L’annonce par Gazprom, le 28 décembre, de l’arrêt des livraisons de gaz à la Moldavie ne faisait d’ailleurs pas référence à l’accord sur le transit ukrainien. Pour justifier cette décision, la compagnie russe a invoqué des dettes impayées du côté moldave. Le montant de cette dette est par ailleurs contesté par la Moldavie.
Il est toutefois possible que la Russie utilise l’arrêt des livraisons de gaz pour négocier le renouvellement de l’accord de transit et pour peser sur la scène politique moldave. Vendredi 3 janvier, le Premier ministre moldave, Dorin Recean, a qualifié l’arrêt des livraisons russes de « chantage au gaz du Kremlin », et a affirmé que Moscou tentait de déstabiliser le pays.
La Moldavie doit organiser des élections législatives en 2025, et le second tour de l’élection présidentielle de 2024 a opposé un candidat pro-russe et une candidate pro-européenne, alors que les autorités moldaves ont dénoncé des ingérences russes durant le processus électoral.
Quel impact sur la Moldavie ?
La Moldavie satisfait pour l’heure ses besoins en électricité grâce à sa production nationale et à des importations venues de l’UE, principalement de Roumanie.
La compagnie moldave Energocom fait des annonces quotidiennes sur l’approvisionnement en électricité du pays, et le raccordement technique en 2022 des réseaux électriques moldave, ukrainien et de l’UE a facilité ces flux d’électricité.
Si l’approvisionnement en énergie reste pour l’heure suffisant, ces modifications ont un coût. Vendredi 3 janvier, l’autorité moldave de régulation de l’énergie (ANRE), a approuvé une augmentation de 75 % des tarifs de base de l’électricité, qui sont passés à 0,8 € (4,1 lei) par KWh.
Et en Transnistrie ?
La centrale électrique de Transnistrie ne reçoit quant à elle plus de gaz. Depuis le 1er janvier, les autorités de la région séparatiste ont donc sévèrement limité le chauffage et mis en place des coupures d’électricité. L’industrie est à l’arrêt et le président du territoire, Vadim Krasnosselski, a appelé les citoyens à ramasser du bois pour se chauffer.
Le gouvernement moldave affirme avoir offert une aide d’urgence à la Transnistrie, notamment avec des générateurs, et être en mesure d’obtenir du gaz pour la région sur les marchés internationaux. Toujours selon le gouvernement, le territoire séparatiste a pour l’heure rejeté ces offres.
Dans un communiqué publié le 2 janvier, la Commission européenne a assuré qu’il n’y avait « pas de problème de sécurité d’approvisionnement ».

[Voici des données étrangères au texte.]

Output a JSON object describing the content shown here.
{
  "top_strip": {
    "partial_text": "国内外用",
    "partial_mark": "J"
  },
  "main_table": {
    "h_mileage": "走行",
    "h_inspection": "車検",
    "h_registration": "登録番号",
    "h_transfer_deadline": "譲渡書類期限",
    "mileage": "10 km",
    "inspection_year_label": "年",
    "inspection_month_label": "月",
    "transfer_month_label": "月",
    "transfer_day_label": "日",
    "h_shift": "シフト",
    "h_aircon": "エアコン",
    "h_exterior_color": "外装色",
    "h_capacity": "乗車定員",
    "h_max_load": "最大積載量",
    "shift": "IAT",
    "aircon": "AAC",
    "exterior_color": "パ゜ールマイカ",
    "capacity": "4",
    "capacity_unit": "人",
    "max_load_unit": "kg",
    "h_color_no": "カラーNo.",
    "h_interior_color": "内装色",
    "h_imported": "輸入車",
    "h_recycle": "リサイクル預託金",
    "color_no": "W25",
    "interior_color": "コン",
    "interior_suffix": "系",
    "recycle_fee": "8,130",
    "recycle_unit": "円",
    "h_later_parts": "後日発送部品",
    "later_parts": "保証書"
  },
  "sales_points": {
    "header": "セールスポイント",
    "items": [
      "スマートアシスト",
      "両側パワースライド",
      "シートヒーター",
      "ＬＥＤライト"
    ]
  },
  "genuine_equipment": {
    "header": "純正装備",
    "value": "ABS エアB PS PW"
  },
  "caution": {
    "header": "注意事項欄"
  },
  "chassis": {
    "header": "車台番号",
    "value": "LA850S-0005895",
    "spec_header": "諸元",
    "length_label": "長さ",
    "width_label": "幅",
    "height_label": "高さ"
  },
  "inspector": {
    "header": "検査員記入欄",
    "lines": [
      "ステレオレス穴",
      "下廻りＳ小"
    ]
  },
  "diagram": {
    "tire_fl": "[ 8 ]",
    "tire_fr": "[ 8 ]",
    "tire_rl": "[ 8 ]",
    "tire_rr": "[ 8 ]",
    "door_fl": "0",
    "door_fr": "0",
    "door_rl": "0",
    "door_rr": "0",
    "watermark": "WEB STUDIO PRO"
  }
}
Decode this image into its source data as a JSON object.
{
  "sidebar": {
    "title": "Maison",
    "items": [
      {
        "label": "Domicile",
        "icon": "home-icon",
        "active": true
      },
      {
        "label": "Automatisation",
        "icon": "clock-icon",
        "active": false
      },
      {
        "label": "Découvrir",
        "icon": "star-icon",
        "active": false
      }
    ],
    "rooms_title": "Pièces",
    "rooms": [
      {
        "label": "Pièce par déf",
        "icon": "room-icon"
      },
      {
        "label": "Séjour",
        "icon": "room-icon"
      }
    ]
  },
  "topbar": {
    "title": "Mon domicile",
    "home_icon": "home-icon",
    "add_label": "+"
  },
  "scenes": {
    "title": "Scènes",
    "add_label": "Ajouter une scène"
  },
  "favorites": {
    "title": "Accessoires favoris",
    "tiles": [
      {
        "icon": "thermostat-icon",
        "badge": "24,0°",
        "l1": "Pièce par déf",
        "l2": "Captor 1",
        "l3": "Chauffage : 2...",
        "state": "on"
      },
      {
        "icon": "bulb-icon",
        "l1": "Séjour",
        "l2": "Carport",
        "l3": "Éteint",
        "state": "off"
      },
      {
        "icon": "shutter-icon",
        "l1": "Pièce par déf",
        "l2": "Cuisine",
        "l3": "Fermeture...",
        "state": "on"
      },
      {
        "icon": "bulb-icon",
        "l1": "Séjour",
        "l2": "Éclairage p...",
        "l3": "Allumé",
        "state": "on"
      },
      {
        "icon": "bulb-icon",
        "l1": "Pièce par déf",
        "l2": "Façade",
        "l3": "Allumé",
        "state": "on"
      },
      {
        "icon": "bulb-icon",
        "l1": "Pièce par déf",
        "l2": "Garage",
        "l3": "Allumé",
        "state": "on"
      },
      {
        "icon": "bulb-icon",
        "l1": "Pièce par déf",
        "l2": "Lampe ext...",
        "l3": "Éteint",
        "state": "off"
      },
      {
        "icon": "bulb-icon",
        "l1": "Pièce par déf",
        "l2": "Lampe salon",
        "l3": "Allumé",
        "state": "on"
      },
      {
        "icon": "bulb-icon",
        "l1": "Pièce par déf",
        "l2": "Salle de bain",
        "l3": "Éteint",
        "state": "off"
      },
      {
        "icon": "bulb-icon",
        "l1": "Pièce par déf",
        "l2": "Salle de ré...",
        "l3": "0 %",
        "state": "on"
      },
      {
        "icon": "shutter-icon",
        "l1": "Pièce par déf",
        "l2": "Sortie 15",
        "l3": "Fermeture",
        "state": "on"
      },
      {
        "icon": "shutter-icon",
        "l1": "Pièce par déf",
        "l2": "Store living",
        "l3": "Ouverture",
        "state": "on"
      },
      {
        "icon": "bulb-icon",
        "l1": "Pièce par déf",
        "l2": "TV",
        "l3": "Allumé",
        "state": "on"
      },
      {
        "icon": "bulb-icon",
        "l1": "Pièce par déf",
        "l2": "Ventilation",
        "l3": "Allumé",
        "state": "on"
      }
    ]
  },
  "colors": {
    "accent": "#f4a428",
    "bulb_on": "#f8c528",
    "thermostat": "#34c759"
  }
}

Les prix de l’électricité dans les pays voisins de la Moldavie, la Roumanie et la Bulgarie, restent élevés par rapport au reste de l’UE, mais cela correspond aux tendances de ces six derniers mois. Le gaz se négocie actuellement à environ 50 euros par MWh, contre environ 45 euros à la fin de 2024.
Du déjà-vu ?
En octobre 2022, Gazprom avait déjà réduit de 30 % ses livraisons de gaz à la Moldavie. Cette mesure, combinée à la perte des importations d’électricité en provenance d’Ukraine en raison des attaques russes, avait entraîné des pénuries d’électricité dans le petit pays.
La présidente de la Commission européenne, Ursula von der Leyen, s’était rendue sur place en novembre 2022 et avait offert 250 millions d’euros sous forme de subventions et de prêts pour aider les autorités de Chișinău à gérer la crise.
En mars 2023, le ministre de l’Énergie Victor Parlicov avait annoncé que la Moldavie ne dépendait plus du gaz russe et que tous les flux de gaz en provenance de la Russie entrant dans le pays étaient directement acheminés vers la Transnistrie.
À quoi s’attendre maintenant ?
Selon Vadim Cheban, directeur de la compagnie moldave d’électricité Moldovagaz, les autorités de Transnistrie misent sur la reprise des livraisons de gaz en provenance de Russie.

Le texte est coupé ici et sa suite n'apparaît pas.